Rutledge calls this outlook for 401(k) and Social Security benefits optimistic because it assumes that the woman is able to get right back into a job with a 401(k), and that she keeps working until starting Social Security at 67.
How to Play Catch-Up
“This doesn’t mean you shouldn’t be home with children if you think they need you,” said Sheryl Garrett, a financial planner and Garrett Planning Network founder. “But it also doesn’t mean to ignore what it means now or for your retirement later.”
Financial pros say there are a number of ways women who find themselves hit by the motherhood penalty can play catch-up. If a woman is married and her spouse is working, as much as $6,000 a year can be put into a Roth IRA or traditional IRA on behalf of the wife even if she is not working and has no access to a 401(k), Hounsell says. When a woman goes back to work, she should make retirement saving a priority, she adds.

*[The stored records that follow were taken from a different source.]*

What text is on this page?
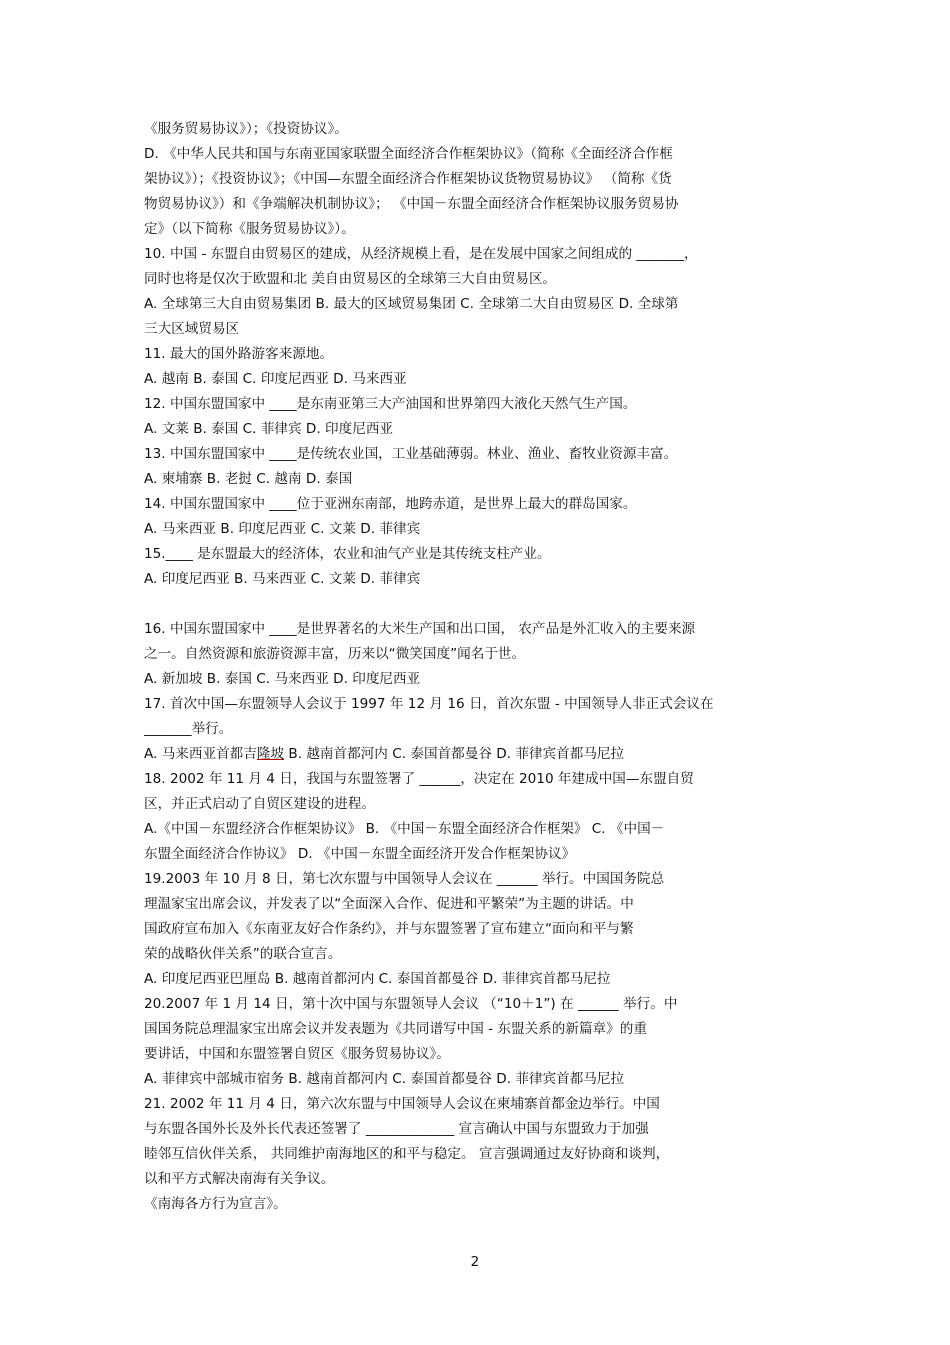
《服务贸易协议》）；《投资协议》。
D. 《中华人民共和国与东南亚国家联盟全面经济合作框架协议》（简称《全面经济合作框
架协议》）；《投资协议》；《中国—东盟全面经济合作框架协议货物贸易协议》 （简称《货
物贸易协议》）和《争端解决机制协议》； 《中国－东盟全面经济合作框架协议服务贸易协
定》（以下简称《服务贸易协议》）。
10. 中国 - 东盟自由贸易区的建成，从经济规模上看，是在发展中国家之间组成的 _______，
同时也将是仅次于欧盟和北 美自由贸易区的全球第三大自由贸易区。
A. 全球第三大自由贸易集团 B. 最大的区域贸易集团 C. 全球第二大自由贸易区 D. 全球第
三大区域贸易区
11. 最大的国外路游客来源地。
A. 越南 B. 泰国 C. 印度尼西亚 D. 马来西亚
12. 中国东盟国家中 ____是东南亚第三大产油国和世界第四大液化天然气生产国。
A. 文莱 B. 泰国 C. 菲律宾 D. 印度尼西亚
13. 中国东盟国家中 ____是传统农业国，工业基础薄弱。林业、渔业、畜牧业资源丰富。
A. 柬埔寨 B. 老挝 C. 越南 D. 泰国
14. 中国东盟国家中 ____位于亚洲东南部，地跨赤道，是世界上最大的群岛国家。
A. 马来西亚 B. 印度尼西亚 C. 文莱 D. 菲律宾
15.____ 是东盟最大的经济体，农业和油气产业是其传统支柱产业。
A. 印度尼西亚 B. 马来西亚 C. 文莱 D. 菲律宾
16. 中国东盟国家中 ____是世界著名的大米生产国和出口国， 农产品是外汇收入的主要来源
之一。自然资源和旅游资源丰富，历来以“微笑国度”闻名于世。
A. 新加坡 B. 泰国 C. 马来西亚 D. 印度尼西亚
17. 首次中国—东盟领导人会议于 1997 年 12 月 16 日，首次东盟 - 中国领导人非正式会议在
_______举行。
A. 马来西亚首都吉隆坡 B. 越南首都河内 C. 泰国首都曼谷 D. 菲律宾首都马尼拉
18. 2002 年 11 月 4 日，我国与东盟签署了 ______，决定在 2010 年建成中国—东盟自贸
区，并正式启动了自贸区建设的进程。
A.《中国－东盟经济合作框架协议》 B. 《中国－东盟全面经济合作框架》 C. 《中国－
东盟全面经济合作协议》 D. 《中国－东盟全面经济开发合作框架协议》
19.2003 年 10 月 8 日，第七次东盟与中国领导人会议在 ______ 举行。中国国务院总
理温家宝出席会议，并发表了以“全面深入合作、促进和平繁荣”为主题的讲话。中
国政府宣布加入《东南亚友好合作条约》，并与东盟签署了宣布建立“面向和平与繁
荣的战略伙伴关系”的联合宣言。
A. 印度尼西亚巴厘岛 B. 越南首都河内 C. 泰国首都曼谷 D. 菲律宾首都马尼拉
20.2007 年 1 月 14 日，第十次中国与东盟领导人会议 （“10＋1”) 在 ______ 举行。中
国国务院总理温家宝出席会议并发表题为《共同谱写中国 - 东盟关系的新篇章》的重
要讲话，中国和东盟签署自贸区《服务贸易协议》。
A. 菲律宾中部城市宿务 B. 越南首都河内 C. 泰国首都曼谷 D. 菲律宾首都马尼拉
21. 2002 年 11 月 4 日，第六次东盟与中国领导人会议在柬埔寨首都金边举行。中国
与东盟各国外长及外长代表还签署了 _____________ 宣言确认中国与东盟致力于加强
睦邻互信伙伴关系， 共同维护南海地区的和平与稳定。 宣言强调通过友好协商和谈判，
以和平方式解决南海有关争议。
《南海各方行为宣言》。
2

Divorced women also should be aware that if they were married for at least 10 years before divorcing, they will be entitled to spousal Social Security benefits in retirement. Based on their former husband’s lifetime earnings, these benefits usually are higher than Social Security for women who took time from work for children or caregiving.
Women should also consider working longer to boost their own Social Security and retirement savings. A study by Stanford economist John Shoven found that retiring at 66, rather than 62, allows a person to lift their standard of living by a third.
And individuals over 50 can turbocharge their retirement savings by stashing as much as $27,000 in 401(k)s, instead of the $20,500 limit for those under 50, or $7,000 in a Roth or traditional IRA, instead of $6,000.